There are, however, reasonable, pro-consumer voices in the room at these NEPOOL IMAPP meetings. One of them is John Coyle, a Washington attorney who represents a coalition of municipally owned utilities in Massachusetts and Rhode Island. He has issued a notably lucid disquisition about NEPOOL IMAPP. Not only does Coyle crystallize the very real possibility that all of what’s under discussion is an impermissible usurpation of state authority (since the Federal Power Act does not give the FERC authority to promote renewable energy). He also offers a menu of four modest but “targeted” reforms that don’t involve the kind of sweeping market reinventions that the big generation companies are touting.
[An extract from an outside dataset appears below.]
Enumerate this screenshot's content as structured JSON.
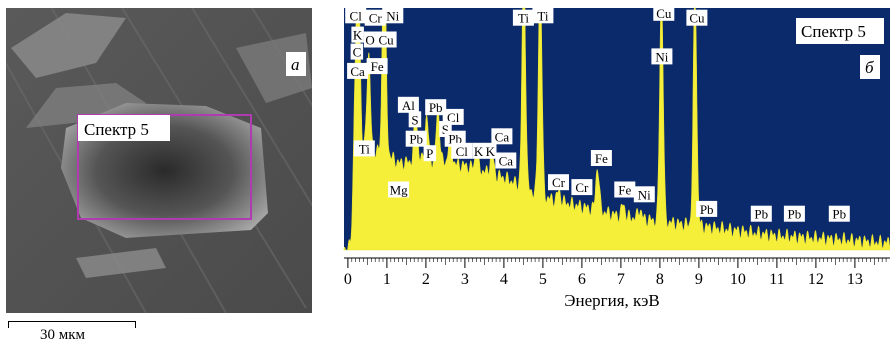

The most intriguing: “revisions to the Forward Capacity Market rules to accommodate capacity bidding by storage resources (batteries, flywheels, pumped storage hydro and other forms of chemical and mechanical energy storage).” This resonates nicely with a tentative proposal made to the IMAPP crowd by Paul Peterson, the Synapse Energy Economics consultant who advises the OCA on NEPOOL matters.
Though NEPOOL and its IMAPP process are all happening behind closed doors, the public is well-advised to keep an eye on this process as billions of dollars in ratepayer money – and the future of our electricity grid – are at stake. No, the grid is not in danger of failing, in either the near or the long term. And, as John Coyle succinctly stated in his memo, “the only tool is not a hammer, and not every problem is a nail.”
[Apology and disclaimer: If you have read all the way to the end of such a long blog post, thank you! Please keep in mind that this is not journalism but a series of subjective impressions that are based on imperfect knowledge and thus may be subject to correction. The Office of the Consumer Advocate, of which I am the head, is an “end user” member of NEPOOL and thus we have a seat at this very big table and one small voice in the outcome. Our resources and insight are limited. Those with an interest in these efforts to create sweeping changes in our wholesale electricity markets – again – should keep an eye on the process here.]